Apparently The Sun has a clever article today in which research which suggests that the average UK male spends a year of his life looking at women. I've not read it. In fact, I had to look twice to see where the news came from.
Google passively suggested this article to me. It wasn't in response to a search. It was in response to the fact that a number of people had marked the repeat of the story on The Times of India as "liked" on Google Reader.
If I was The Sun's mastermind behind that story then I might be annoyed. I might say that The Times of India stole the story from me. I might also be annoyed at my readers. Why didn't 8 of them mark the story as "liked" via their Google Reader?
Questions of readership demographic come up, don't they? I think it's safe to say that the average The Sun reader is a very different sort of reader than the average The Times of India reader.
I think this sort of "crowd selection" will rise in importance throughout this year and in 2010. We already see the Twitter crowd picking stories in a similar way.

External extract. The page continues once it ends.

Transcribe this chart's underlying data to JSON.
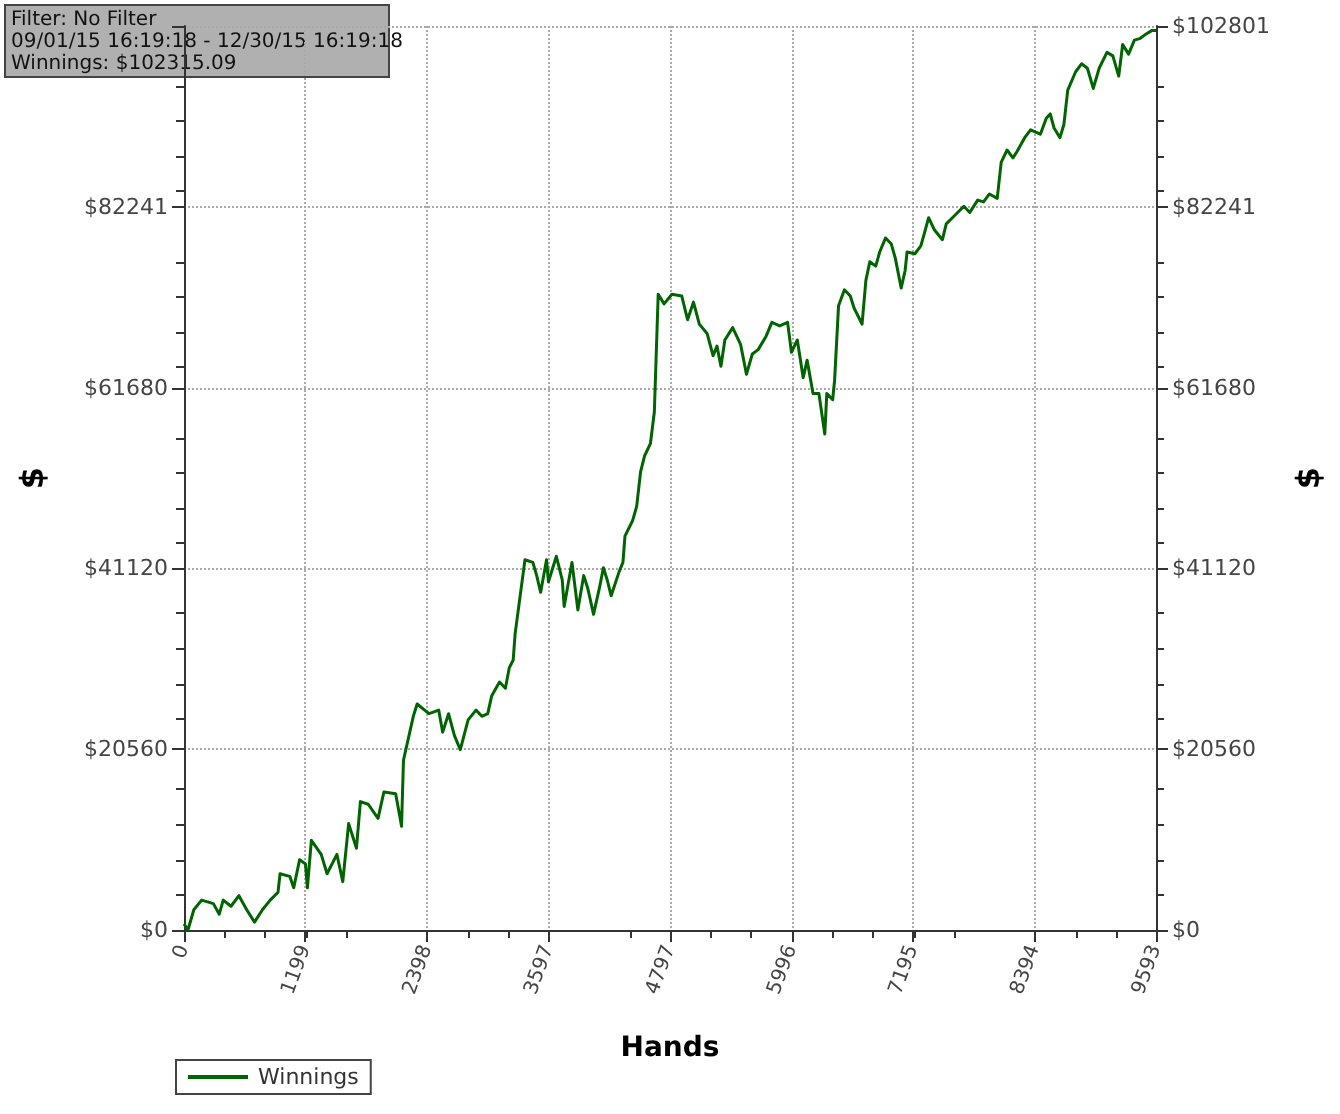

I do think that the "like" feature gives news writers the advantage over news repeaters. I'm not going to use terms like "newspapers" and "blogs" as I don't see the difference any more (is an online only newspaper a blog?). There are, however, sites which do very well by being a quick second to important news or by watching Google Hot Trends for suggested topics to write about.
The "like" feature (or similar) provides a way for news writers to present their original version of the story in front of the mass of readers. Once they've done that then there's less reason/reward for the news repeaters to re-write the story.
That's what you want; speed and readers who help propel your version (your original) of the news to the limelight as quickly as possible. We're going to see more and more internet agenda setting from populous countries like India and China.